After the negative sequential growth for the quarter ending June 2020 (barring Infosys), Q2 saw a significant quarter-on-quarter growth of around 6 percent for the top three firms.
However, pricing pressure has now largely eased and executives have said that conversions around large deals have increased, though for engineering services deals decision cycles are longer.
How does growth look for IT firms?
Wipro is setting its sights on large deals and focuses on Europe, which currently accounts for about 24 percent of its revenue. Thierry Delaporte, CEO, Wipro said during Q2 results that the company has good visibility for Q3 and Q4 and is confident about winning large deals. It recently won a $700 million deal from German Metro AG, and this deal size could go up to $1 billion.
During recent analysts' calls, TCS said that it is looking at a multiyear opportunity in the area of cloud adoption. It recently took over IT units of its two banking clients Deutsche Bank and Prudential Financial Inc. Salil Parekh, CEO, Infosys, said during a media event in mid-December that momentum in large deals continues and decision making on deals has been similar to that of Q2.

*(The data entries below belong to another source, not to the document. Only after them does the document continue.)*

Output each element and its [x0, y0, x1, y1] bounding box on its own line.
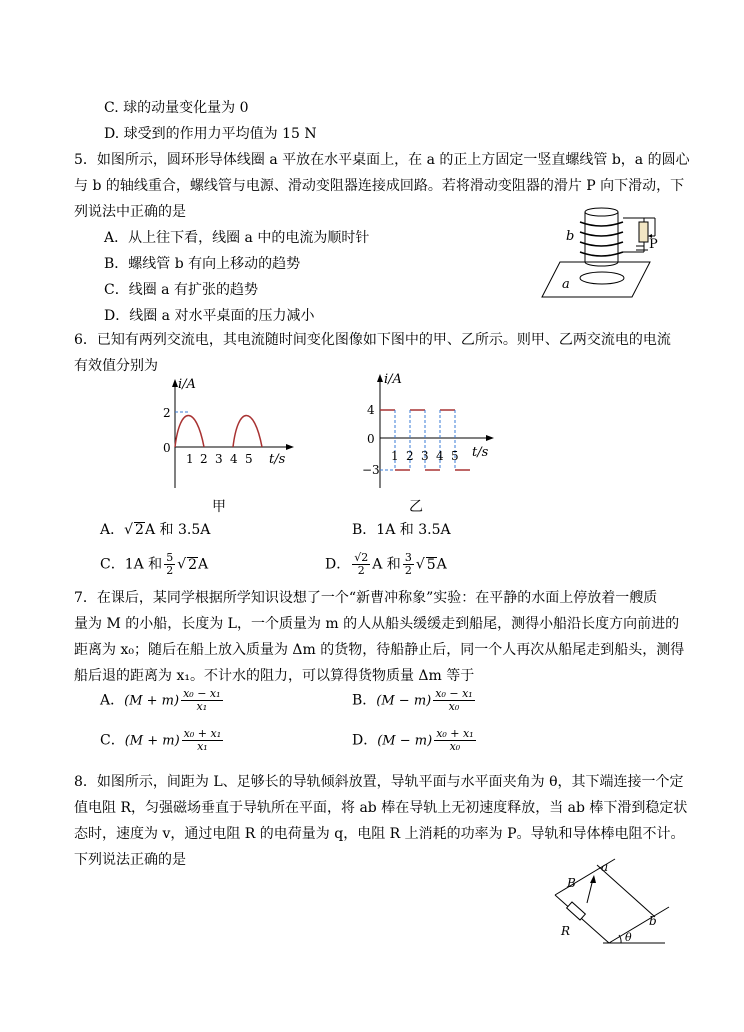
q6-jia-xtick-1: 1	[186, 452, 194, 466]
q6-caption-jia: 甲	[212, 499, 226, 515]
q7-stem-line2: 量为 M 的小船，长度为 L，一个质量为 m 的人从船头缓缓走到船尾，测得小船沿长度方向前进的	[74, 616, 680, 632]
q6-option-d-tail: A	[436, 556, 447, 573]
q6-caption-yi: 乙	[409, 499, 423, 515]
q5-option-d: D．线圈 a 对水平桌面的压力减小	[104, 308, 315, 324]
q6-yi-xlabel: t/s	[472, 445, 489, 460]
q7-option-b-coef: (M − m)	[376, 693, 432, 709]
q5-option-b: B．螺线管 b 有向上移动的趋势	[104, 256, 301, 272]
q7-stem-line1: 7．在课后，某同学根据所学知识设想了一个“新曹冲称象”实验：在平静的水面上停放着一艘质	[74, 590, 658, 606]
q8-label-b: b	[649, 914, 657, 928]
q6-yi-xtick-3: 3	[421, 449, 429, 463]
q4-option-d: D. 球受到的作用力平均值为 15 N	[104, 126, 317, 142]
q6-yi-xtick-1: 1	[391, 449, 399, 463]
q6-option-c-tail: A	[198, 556, 209, 573]
q6-option-d-fraction-1: $\frac{√2}{2}$	[354, 551, 369, 577]
q7-stem-line3: 距离为 x₀；随后在船上放入质量为 Δm 的货物，待船静止后，同一个人再次从船尾走到船头，测得	[74, 642, 685, 658]
q7-option-b: B．(M − m) $\frac{\text{x₀ − x₁}}{\text{x₀}}$	[352, 687, 473, 713]
q6-option-d: D． $\frac{√2}{2}$ A 和 $\frac{3}{2}$ √ 5A	[325, 551, 447, 577]
q7-option-c: C．(M + m) $\frac{\text{x₀ + x₁}}{\text{x₁}}$	[100, 727, 222, 753]
q6-jia-hump-2	[233, 416, 262, 448]
q6-jia-xtick-2: 2	[200, 452, 208, 466]
q5-label-b: b	[566, 229, 575, 244]
q6-jia-xlabel: t/s	[269, 452, 286, 467]
q6-option-c-label: C．1A 和	[100, 556, 163, 573]
q5-solenoid-figure	[540, 200, 670, 300]
q7-stem-line4: 船后退的距离为 x₁。不计水的阻力，可以算得货物质量 Δm 等于	[74, 668, 475, 684]
q6-graph-jia	[160, 375, 300, 495]
q6-yi-ytick-0: 0	[367, 432, 375, 446]
q8-label-r: R	[561, 924, 571, 938]
q6-option-c-radicand: 2	[188, 556, 198, 573]
q5-stem-line1: 5．如图所示，圆环形导体线圈 a 平放在水平桌面上，在 a 的正上方固定一竖直螺线管 b，a 的圆心	[74, 152, 690, 168]
q6-option-d-label: D．	[325, 556, 351, 573]
q6-jia-xtick-3: 3	[215, 452, 223, 466]
q6-option-c: C．1A 和 $\frac{5}{2}$ √ 2A	[100, 551, 209, 577]
q7-option-a-fraction: $\frac{\text{x₀ − x₁}}{\text{x₁}}$	[183, 687, 221, 713]
q7-option-d-coef: (M − m)	[377, 733, 433, 749]
q5-label-p: P	[649, 237, 658, 252]
q6-stem-line2: 有效值分别为	[74, 358, 158, 374]
q6-jia-xtick-4: 4	[230, 452, 238, 466]
q6-option-b: B．1A 和 3.5A	[352, 522, 451, 538]
q7-option-c-fraction: $\frac{\text{x₀ + x₁}}{\text{x₁}}$	[183, 727, 222, 753]
q6-yi-ylabel: i/A	[384, 372, 402, 387]
q6-yi-xtick-5: 5	[451, 449, 459, 463]
q6-option-a-radicand: 2	[135, 522, 144, 538]
q4-option-c: C. 球的动量变化量为 0	[104, 100, 249, 116]
q8-stem-line1: 8．如图所示，间距为 L、足够长的导轨倾斜放置，导轨平面与水平面夹角为 θ，其下端连接一个定	[74, 774, 684, 790]
q5-option-c: C．线圈 a 有扩张的趋势	[104, 282, 258, 298]
q6-option-a-label: A．	[100, 522, 125, 538]
q6-yi-ytick-4: 4	[367, 403, 375, 417]
q6-yi-ytick-neg3: −3	[362, 463, 380, 477]
q6-option-d-mid: A 和	[372, 556, 401, 573]
q6-graph-yi	[362, 370, 502, 490]
q6-stem-line1: 6．已知有两列交流电，其电流随时间变化图像如下图中的甲、乙所示。则甲、乙两交流电的电流	[74, 332, 671, 348]
q5-stem-line3: 列说法中正确的是	[74, 204, 186, 220]
q8-stem-line3: 态时，速度为 v，通过电阻 R 的电荷量为 q，电阻 R 上消耗的功率为 P。导轨和导体棒电阻不计。	[74, 826, 685, 842]
q7-option-c-coef: (M + m)	[124, 733, 180, 749]
q7-option-d: D．(M − m) $\frac{\text{x₀ + x₁}}{\text{x₀}}$	[352, 727, 474, 753]
q7-option-a-coef: (M + m)	[124, 693, 180, 709]
q7-option-d-fraction: $\frac{\text{x₀ + x₁}}{\text{x₀}}$	[436, 727, 474, 753]
q7-option-a: A．(M + m) $\frac{\text{x₀ − x₁}}{\text{x₁}}$	[100, 687, 221, 713]
q8-stem-line4: 下列说法正确的是	[74, 852, 186, 868]
q6-option-a-tail: A 和 3.5A	[144, 522, 211, 538]
q8-stem-line2: 值电阻 R，匀强磁场垂直于导轨所在平面，将 ab 棒在导轨上无初速度释放，当 ab 棒下滑到稳定状	[74, 800, 688, 816]
q6-option-a: A．√ 2A 和 3.5A	[100, 522, 211, 538]
q8-label-field-b: B	[567, 876, 576, 890]
q6-jia-xtick-5: 5	[245, 452, 253, 466]
q6-yi-xtick-4: 4	[436, 449, 444, 463]
q6-yi-xtick-2: 2	[406, 449, 414, 463]
q6-jia-hump-1	[175, 416, 204, 448]
q8-label-a: a	[601, 860, 609, 874]
q6-jia-ytick-0: 0	[163, 441, 171, 455]
q6-option-d-fraction-2: $\frac{3}{2}$	[404, 551, 412, 577]
q5-label-a: a	[562, 277, 570, 292]
q5-option-a: A．从上往下看，线圈 a 中的电流为顺时针	[104, 230, 370, 246]
q6-option-c-fraction: $\frac{5}{2}$	[166, 551, 174, 577]
q6-option-d-radicand: 5	[426, 556, 436, 573]
q8-label-theta: θ	[625, 931, 632, 944]
q6-jia-ytick-2: 2	[163, 406, 171, 420]
q6-jia-ylabel: i/A	[178, 377, 196, 392]
q7-option-b-fraction: $\frac{\text{x₀ − x₁}}{\text{x₀}}$	[435, 687, 473, 713]
q8-rails-figure	[545, 855, 675, 950]
q5-stem-line2: 与 b 的轴线重合，螺线管与电源、滑动变阻器连接成回路。若将滑动变阻器的滑片 P 向下滑动，下	[74, 178, 685, 194]
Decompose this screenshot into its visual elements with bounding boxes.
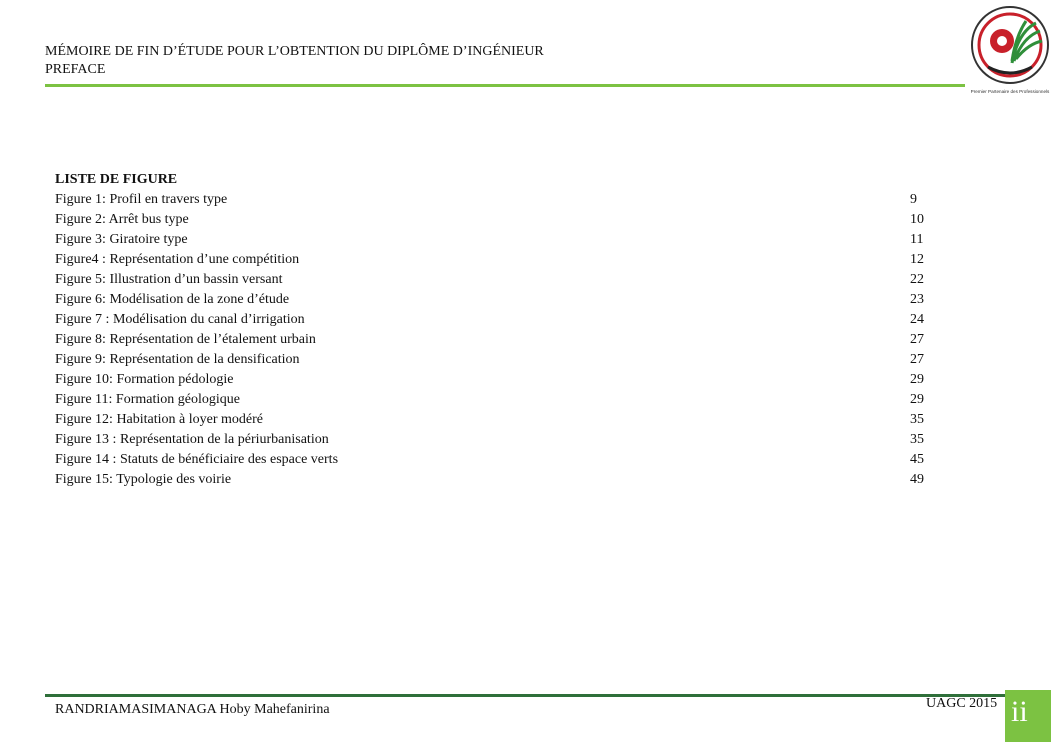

Brokerage firm Motilal Oswal estimated an average 3 percent quarter-on-quarter growth for top IT firms, whereas HDFC Institutional Research note has pegged a 3.7 percent for the sector.
Analysts expect marginal upgrades in guidance of IT firms for the March 2020 quarter. Infosys had given revenue guidance of 2-3 percent for FY21 and Wipro 1.5-3.5 percent for Q3. HCL Tech’s revenue guidance stood at 1.5-2.5 percent for FY21. TCS does not provide quarterly or annual guidance. TCS, analysts said, is likely to give a strong outlook for Q4.
While migration to cloud and digital spends are increasing, it is not clear how sustainable are these opportunities in the long run. The KIE note points out that there should be focus on longevity and magnitude of opportunity from aggressive cloud shifts by clients.
Lockdowns have already been imposed in some regions in Europe on the back of the second wave of the pandemic. Considering that Europe is one of the fastest growing sectors for IT firms currently, it is not clear if this would impact growth. The region accounts for about 25-30 percent of top IT firms’ revenue.
Sounding a note of caution, Parekh had said: “At this stage, we have not seen anything that is different from what we were seeing in terms of the activity. Of course we are extremely watchful. We will see how that plays out. We are obviously quite careful.”